= Limaye =

Limaye is a family name, common among the Chitpavan Kokanastha Brahmin community in Kokan, Maharashtra, India. The names Karandikar, Dixit and Khasgiwale are supposedly derived from the same clan. The origin of the Limaye/Karandikar/Dixit and Khasgiwale family is believed to be from the Western Coast of India, Maharashtra - Ratnagiri, a Southern District of Konkan - Maharashtra region.

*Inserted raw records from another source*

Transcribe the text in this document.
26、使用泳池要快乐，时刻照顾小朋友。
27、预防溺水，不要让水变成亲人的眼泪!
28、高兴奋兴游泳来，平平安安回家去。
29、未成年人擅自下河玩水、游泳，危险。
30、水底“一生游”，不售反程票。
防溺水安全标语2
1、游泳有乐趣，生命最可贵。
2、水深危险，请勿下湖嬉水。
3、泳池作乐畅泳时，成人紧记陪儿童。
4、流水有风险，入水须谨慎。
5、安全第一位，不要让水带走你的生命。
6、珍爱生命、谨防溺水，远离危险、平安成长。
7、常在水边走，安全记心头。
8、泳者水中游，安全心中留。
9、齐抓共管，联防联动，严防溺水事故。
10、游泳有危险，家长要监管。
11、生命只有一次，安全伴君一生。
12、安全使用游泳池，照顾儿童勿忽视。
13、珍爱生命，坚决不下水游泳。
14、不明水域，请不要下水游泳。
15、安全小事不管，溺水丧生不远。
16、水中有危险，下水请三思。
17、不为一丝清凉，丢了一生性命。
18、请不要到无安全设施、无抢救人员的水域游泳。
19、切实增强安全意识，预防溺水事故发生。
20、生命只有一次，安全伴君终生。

The Kul Daivat (family deity) of this clan is Lakshmi-Keshav situated at Karle, a small village near Ratnagiri. The Kula Devata (female deity) of this family is "Amba Jogai" situated in Central- Eastern Maharashtra- India. The gotra of people named Limaye - Karandikar - Dixit or Khasgiwale is Kapi. This group of people is said to belong to the Chitpawan Kokanasth

In the past, several Limayes were royalty in the Maratha court. The Limaye family maintains an intergenerational history book, the Limaye Kulavrittanta. It is published regularly in Marathi using the Devnagiri script.

The Chitpavan Brahmins story of shipwrecked people is similar to the legendary arrival of Bene Israel Jews in the Raigad district. The word "Limaye" actually means "a sailor" in Hebrew "לימאי", which could lend credence to this hypothesis.